不过对于天子所言今后贡品无需太过华贵,蒲诃散却只当天子是关怀小邦的随口之语,没口子地誓言占城对天朝的恭谨,些许贡品完全承受得起。
郭炜真是感到有些蛋疼啊……心说自己方才的话当真不是什么客气,大家都不客气才好,占城送这么多中看不中用的宝货过来,自己回赐起来心里很痛的啊!送什么犀角象牙玳瑁嘛,就是进贡等值的几百艘海船装得起的粮食都好哇,完全可以直接供应岭南的军队,省了从虔州、吉州这边贩运呢。
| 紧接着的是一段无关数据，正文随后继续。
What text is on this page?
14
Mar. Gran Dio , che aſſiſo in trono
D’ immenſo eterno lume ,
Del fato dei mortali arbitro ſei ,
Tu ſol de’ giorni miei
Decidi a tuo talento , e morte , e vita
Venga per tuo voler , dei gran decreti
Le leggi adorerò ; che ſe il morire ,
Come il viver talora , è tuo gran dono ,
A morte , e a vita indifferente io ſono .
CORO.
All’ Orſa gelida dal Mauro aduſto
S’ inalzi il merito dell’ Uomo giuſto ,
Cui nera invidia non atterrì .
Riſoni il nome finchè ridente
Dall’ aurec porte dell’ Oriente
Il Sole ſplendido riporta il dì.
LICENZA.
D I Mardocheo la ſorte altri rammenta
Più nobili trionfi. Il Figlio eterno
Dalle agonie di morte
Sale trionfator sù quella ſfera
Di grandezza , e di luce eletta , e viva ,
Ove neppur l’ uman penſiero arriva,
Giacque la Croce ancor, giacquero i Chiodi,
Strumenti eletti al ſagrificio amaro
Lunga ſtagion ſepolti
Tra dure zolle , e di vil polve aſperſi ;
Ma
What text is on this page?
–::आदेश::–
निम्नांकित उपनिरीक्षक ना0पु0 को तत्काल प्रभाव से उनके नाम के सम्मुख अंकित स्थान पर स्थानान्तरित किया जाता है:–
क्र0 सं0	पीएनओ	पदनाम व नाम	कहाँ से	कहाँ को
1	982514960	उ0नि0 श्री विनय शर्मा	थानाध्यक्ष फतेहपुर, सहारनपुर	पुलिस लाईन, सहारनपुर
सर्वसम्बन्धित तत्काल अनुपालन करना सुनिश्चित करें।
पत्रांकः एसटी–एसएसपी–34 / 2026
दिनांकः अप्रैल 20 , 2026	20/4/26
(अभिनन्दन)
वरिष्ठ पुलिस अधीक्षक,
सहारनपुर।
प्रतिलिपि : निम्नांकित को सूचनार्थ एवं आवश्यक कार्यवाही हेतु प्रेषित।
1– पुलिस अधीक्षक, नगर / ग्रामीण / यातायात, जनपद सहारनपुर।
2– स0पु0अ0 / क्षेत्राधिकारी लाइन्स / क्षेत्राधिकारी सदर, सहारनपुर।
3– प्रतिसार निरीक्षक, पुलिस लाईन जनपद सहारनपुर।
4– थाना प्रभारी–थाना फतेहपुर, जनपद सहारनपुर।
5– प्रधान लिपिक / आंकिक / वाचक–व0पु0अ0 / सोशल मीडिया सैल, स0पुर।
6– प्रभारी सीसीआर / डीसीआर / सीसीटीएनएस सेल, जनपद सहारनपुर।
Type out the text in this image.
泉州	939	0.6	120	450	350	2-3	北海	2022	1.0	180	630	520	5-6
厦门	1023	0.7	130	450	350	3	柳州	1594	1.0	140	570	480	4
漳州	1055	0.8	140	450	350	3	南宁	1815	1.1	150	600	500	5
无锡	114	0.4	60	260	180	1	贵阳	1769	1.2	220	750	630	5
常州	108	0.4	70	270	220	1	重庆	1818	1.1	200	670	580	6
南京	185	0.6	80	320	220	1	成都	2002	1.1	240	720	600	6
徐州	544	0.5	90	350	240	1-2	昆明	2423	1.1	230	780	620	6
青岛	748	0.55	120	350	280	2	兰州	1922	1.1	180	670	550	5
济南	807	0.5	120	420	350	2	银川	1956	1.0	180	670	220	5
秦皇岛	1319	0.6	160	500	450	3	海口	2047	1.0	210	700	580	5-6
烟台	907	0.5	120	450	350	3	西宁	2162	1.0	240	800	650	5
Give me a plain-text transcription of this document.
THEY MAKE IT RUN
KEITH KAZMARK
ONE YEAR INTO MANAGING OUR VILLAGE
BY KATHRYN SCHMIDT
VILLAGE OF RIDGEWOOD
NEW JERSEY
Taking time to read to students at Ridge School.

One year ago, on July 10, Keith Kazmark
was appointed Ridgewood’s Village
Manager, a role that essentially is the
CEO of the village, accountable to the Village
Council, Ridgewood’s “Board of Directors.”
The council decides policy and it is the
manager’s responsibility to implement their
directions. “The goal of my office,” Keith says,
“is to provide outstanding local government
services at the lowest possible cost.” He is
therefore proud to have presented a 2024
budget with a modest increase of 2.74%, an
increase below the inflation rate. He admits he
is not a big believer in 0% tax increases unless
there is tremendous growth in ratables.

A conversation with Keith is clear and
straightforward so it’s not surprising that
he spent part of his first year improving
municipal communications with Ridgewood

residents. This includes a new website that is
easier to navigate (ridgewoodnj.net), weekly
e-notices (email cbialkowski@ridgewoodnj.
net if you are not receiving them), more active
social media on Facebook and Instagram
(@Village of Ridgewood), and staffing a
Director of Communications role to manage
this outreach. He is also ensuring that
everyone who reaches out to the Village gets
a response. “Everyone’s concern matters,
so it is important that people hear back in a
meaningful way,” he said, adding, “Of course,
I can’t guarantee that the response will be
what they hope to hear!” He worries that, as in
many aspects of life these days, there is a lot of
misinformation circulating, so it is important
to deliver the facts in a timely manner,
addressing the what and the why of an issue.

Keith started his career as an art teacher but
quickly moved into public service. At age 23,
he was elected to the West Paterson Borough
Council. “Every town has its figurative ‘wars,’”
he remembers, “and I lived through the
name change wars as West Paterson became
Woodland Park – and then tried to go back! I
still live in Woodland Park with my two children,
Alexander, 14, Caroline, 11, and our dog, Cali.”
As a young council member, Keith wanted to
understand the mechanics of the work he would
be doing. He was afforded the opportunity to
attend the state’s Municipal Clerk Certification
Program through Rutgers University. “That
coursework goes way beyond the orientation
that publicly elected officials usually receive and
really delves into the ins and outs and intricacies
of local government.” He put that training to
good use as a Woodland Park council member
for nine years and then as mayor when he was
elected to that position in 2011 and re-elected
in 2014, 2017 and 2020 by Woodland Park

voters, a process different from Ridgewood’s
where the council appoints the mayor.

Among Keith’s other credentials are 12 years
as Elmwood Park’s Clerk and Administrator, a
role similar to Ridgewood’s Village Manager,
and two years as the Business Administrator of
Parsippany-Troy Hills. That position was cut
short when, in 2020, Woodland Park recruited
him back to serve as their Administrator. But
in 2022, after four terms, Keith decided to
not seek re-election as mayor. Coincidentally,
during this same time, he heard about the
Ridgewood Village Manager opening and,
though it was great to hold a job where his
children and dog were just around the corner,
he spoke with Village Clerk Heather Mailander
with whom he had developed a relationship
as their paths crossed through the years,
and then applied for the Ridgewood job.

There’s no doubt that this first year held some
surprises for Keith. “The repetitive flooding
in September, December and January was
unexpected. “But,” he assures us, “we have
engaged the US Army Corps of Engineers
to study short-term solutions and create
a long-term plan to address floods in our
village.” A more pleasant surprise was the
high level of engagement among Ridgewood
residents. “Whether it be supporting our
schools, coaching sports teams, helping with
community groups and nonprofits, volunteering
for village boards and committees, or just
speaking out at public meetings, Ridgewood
只是这话还真是不能这么明讲,天朝的体面丢不起。好在郭炜立刻想到可以回赐他们玻璃镜、计时钟这类高档奢侈品冲抵贡物的大部分价值,心头才略微平衡了一点。不过玻璃镜、计时钟换不来粮食这种战略物资,又换不来黄金白银这样的硬通货,还是觉得有点小亏。
摇了摇头,郭炜努力转换着自己的情绪,笑着对蒲诃散问道:“朕尝闻占城田土膏腴,物产丰富,又处在水热充足的南国,稻谷都是一年两熟甚至一年三熟,不知果有此事?”
“皇帝陛下当真圣明!敝国所在极南,国土河川密布,又在海边,全年都很热,就算在旱季里也有河水可以灌溉,稻谷是常年两熟的,不过敝国尚有几处地方的粳稻速生早熟,如果都是种这种粳稻的话,一年三熟也是有的。”
听到通事的转译,蒲诃散确实露出了一丝敬畏之色,连忙通过通事一五一十地回答了郭炜的问题,其中并未作丝毫隐瞒。当然,在他看来,这种事情也完全没有隐瞒的必要,天子既然关系小邦的这种民生之事,自己作为外臣理当知无不言言无不尽。
郭炜对通事的这一段介绍听得可就认真多了,一直等到全部听完了之后,这才意犹未尽地叹道:“如此嘉禾,朕却不能一见,憾甚!憾甚!”
“皇帝想要在南郊的时候以这种稻种祭祀社稷么?”
想不到蒲诃散却也懂得华夏的政治传统,这一问倒是中规中矩,当然,这句问话是通事自作主张的也未可知。
郭炜闻言心中微喜:“若能如此自然甚好。天子者,代天牧民也,这般嘉禾实在是养育我民的好东西,以此献祭社稷正得其所。另外,朕看那越诺布也颇为新奇,却不是何物所生?若是能够把种子与朕一观,却也甚好。”